For the Daily Record 07/11/19
At the Labour conference I took a walk around Brighton with Tom Watson, it was a revelation.
The first person we (almost) bumped into was Jeremy Corbyn. But the weekend after the botched coup against the deputy leader he was in no mood to meet the boss.
We did, however, have several other encounters as we wandered through the Lanes.
“Are you still here?” someone shouted.
“They haven’t got me yet,” said the cheery pro-politician.
“That’s too bad then,” came the reply, but it was in jest. He was genuinely popular.
People flocked to greet him but Watson was most struck by one man whom he had met two years earlier.
“You changed my life,” said the man. “You got me dieting and look, I’ve lost two stone.”
Watson’s own inspiring transformation from “Big Lad” to svelte “Modfather” changed his outlook on life utterly. He looked and talked differently.

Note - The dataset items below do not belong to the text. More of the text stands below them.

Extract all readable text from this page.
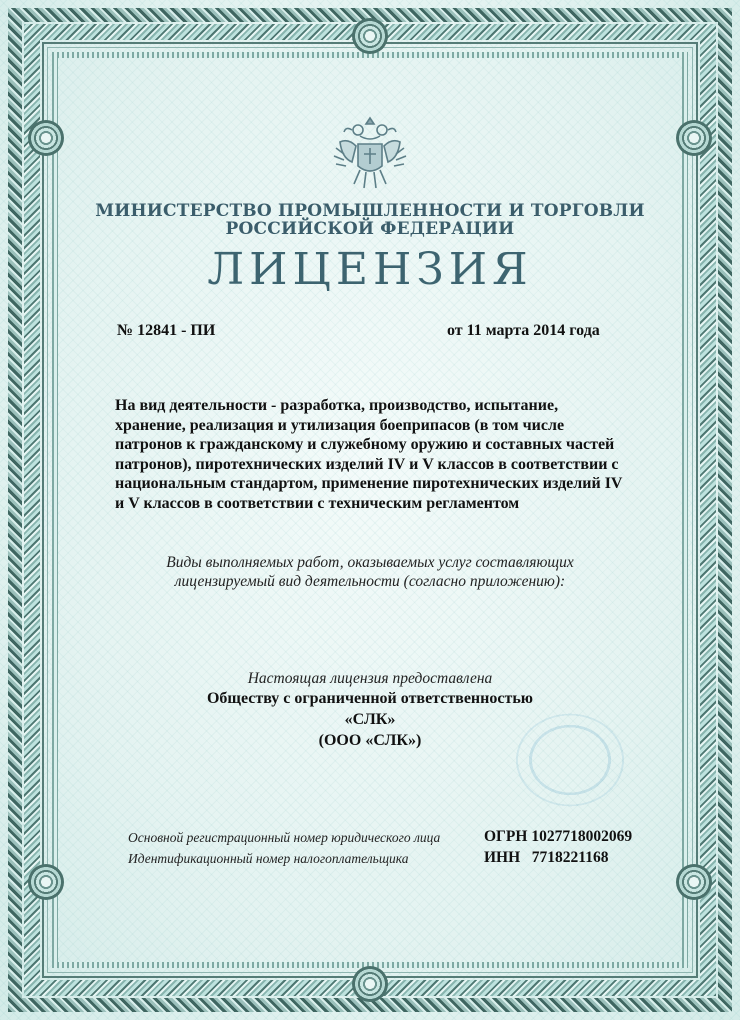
МИНИСТЕРСТВО ПРОМЫШЛЕННОСТИ И ТОРГОВЛИ
РОССИЙСКОЙ ФЕДЕРАЦИИ
ЛИЦЕНЗИЯ
№ 12841 - ПИ	от 11 марта 2014 года
На вид деятельности - разработка, производство, испытание,
хранение, реализация и утилизация боеприпасов (в том числе
патронов к гражданскому и служебному оружию и составных частей
патронов), пиротехнических изделий IV и V классов в соответствии с
национальным стандартом, применение пиротехнических изделий IV
и V классов в соответствии с техническим регламентом
Виды выполняемых работ, оказываемых услуг составляющих
лицензируемый вид деятельности (согласно приложению):
Настоящая лицензия предоставлена
Обществу с ограниченной ответственностью
«СЛК»
(ООО «СЛК»)
Основной регистрационный номер юридического лица	ОГРН 1027718002069
Идентификационный номер налогоплательщика	ИНН   7718221168
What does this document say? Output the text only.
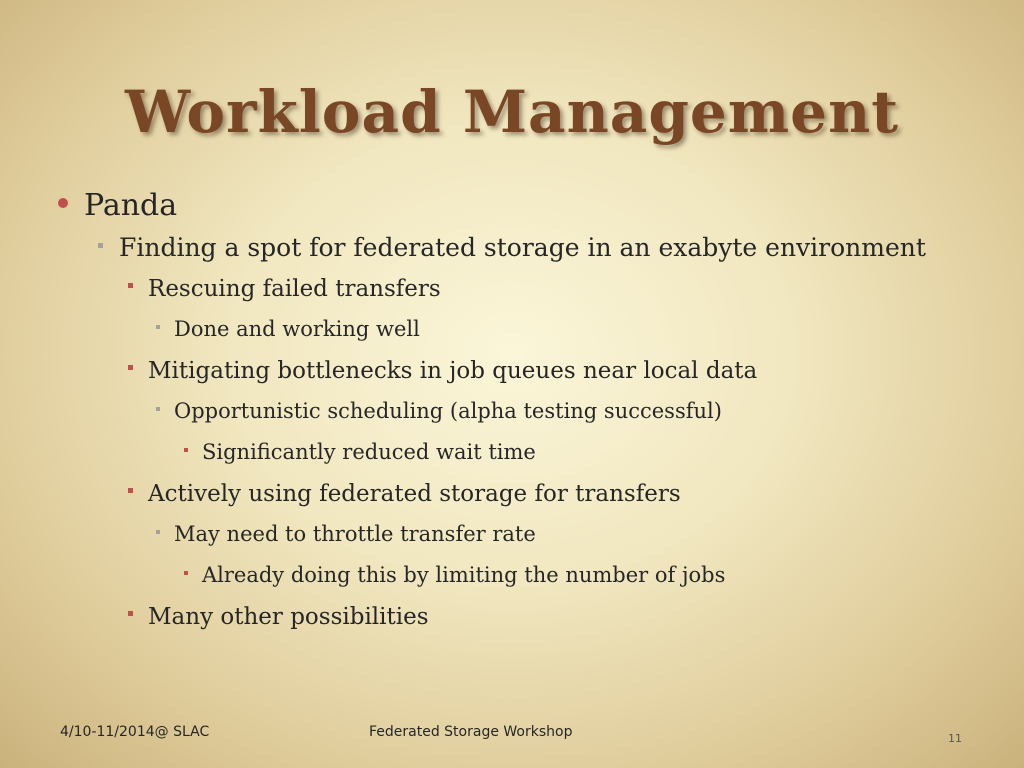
Workload Management
Panda
Finding a spot for federated storage in an exabyte environment
Rescuing failed transfers
Done and working well
Mitigating bottlenecks in job queues near local data
Opportunistic scheduling (alpha testing successful)
Significantly reduced wait time
Actively using federated storage for transfers
May need to throttle transfer rate
Already doing this by limiting the number of jobs
Many other possibilities
4/10-11/2014@ SLAC	Federated Storage Workshop	11
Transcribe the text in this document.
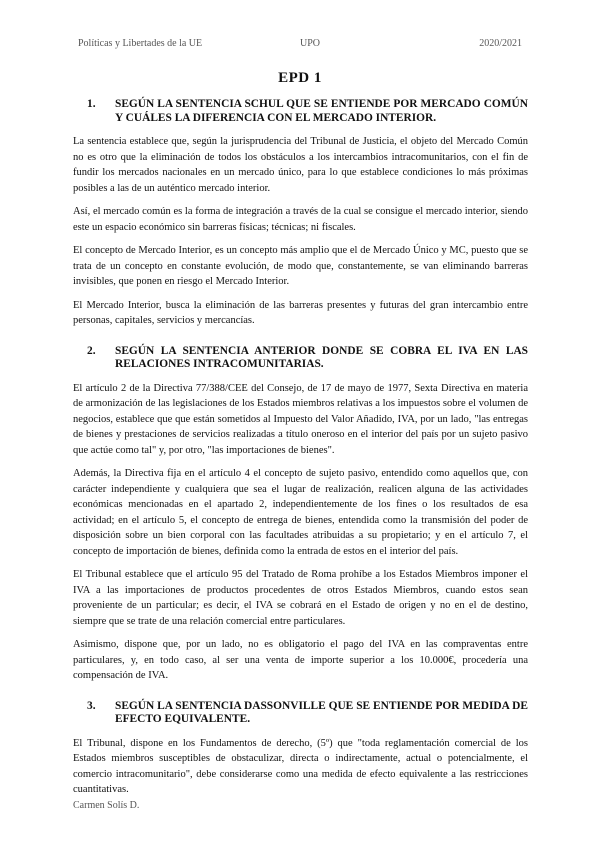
Políticas y Libertades de la UE	UPO	2020/2021
EPD 1
1.	SEGÚN LA SENTENCIA SCHUL QUE SE ENTIENDE POR MERCADO COMÚN Y CUÁLES LA DIFERENCIA CON EL MERCADO INTERIOR.

La sentencia establece que, según la jurisprudencia del Tribunal de Justicia, el objeto del Mercado Común no es otro que la eliminación de todos los obstáculos a los intercambios intracomunitarios, con el fin de fundir los mercados nacionales en un mercado único, para lo que establece condiciones lo más próximas posibles a las de un auténtico mercado interior.

Así, el mercado común es la forma de integración a través de la cual se consigue el mercado interior, siendo este un espacio económico sin barreras físicas; técnicas; ni fiscales.

El concepto de Mercado Interior, es un concepto más amplio que el de Mercado Único y MC, puesto que se trata de un concepto en constante evolución, de modo que, constantemente, se van eliminando barreras invisibles, que ponen en riesgo el Mercado Interior.

El Mercado Interior, busca la eliminación de las barreras presentes y futuras del gran intercambio entre personas, capitales, servicios y mercancías.

2.	SEGÚN LA SENTENCIA ANTERIOR DONDE SE COBRA EL IVA EN LAS RELACIONES INTRACOMUNITARIAS.

El artículo 2 de la Directiva 77/388/CEE del Consejo, de 17 de mayo de 1977, Sexta Directiva en materia de armonización de las legislaciones de los Estados miembros relativas a los impuestos sobre el volumen de negocios, establece que que están sometidos al Impuesto del Valor Añadido, IVA, por un lado, "las entregas de bienes y prestaciones de servicios realizadas a título oneroso en el interior del país por un sujeto pasivo que actúe como tal" y, por otro, "las importaciones de bienes".

Además, la Directiva fija en el artículo 4 el concepto de sujeto pasivo, entendido como aquellos que, con carácter independiente y cualquiera que sea el lugar de realización, realicen alguna de las actividades económicas mencionadas en el apartado 2, independientemente de los fines o los resultados de esa actividad; en el artículo 5, el concepto de entrega de bienes, entendida como la transmisión del poder de disposición sobre un bien corporal con las facultades atribuidas a su propietario; y en el artículo 7, el concepto de importación de bienes, definida como la entrada de estos en el interior del país.

El Tribunal establece que el artículo 95 del Tratado de Roma prohíbe a los Estados Miembros imponer el IVA a las importaciones de productos procedentes de otros Estados Miembros, cuando estos sean proveniente de un particular; es decir, el IVA se cobrará en el Estado de origen y no en el de destino, siempre que se trate de una relación comercial entre particulares.

Asimismo, dispone que, por un lado, no es obligatorio el pago del IVA en las compraventas entre particulares, y, en todo caso, al ser una venta de importe superior a los 10.000€, procedería una compensación de IVA.

3.	SEGÚN LA SENTENCIA DASSONVILLE QUE SE ENTIENDE POR MEDIDA DE EFECTO EQUIVALENTE.

El Tribunal, dispone en los Fundamentos de derecho, (5º) que "toda reglamentación comercial de los Estados miembros susceptibles de obstaculizar, directa o indirectamente, actual o potencialmente, el comercio intracomunitario", debe considerarse como una medida de efecto equivalente a las restricciones cuantitativas.

Carmen Solís D.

There was a sparkle in his eye when he spoke about health, less so when he talked about Labour.
On the way back to the conference he reminded us how he and his father once had their picture taken with Corbyn outside the hall. “Happy days, two years ago,” he joked.
But the laugh was hollow, the rift at the heart of Labour irreparable.
Tom Watson is one of the most tenacious and fearless campaigners of his generation, and his leaving is Labour’s loss.
With his departure a light goes off in the window for those who thought they could return to a moderate Labour party any time soon.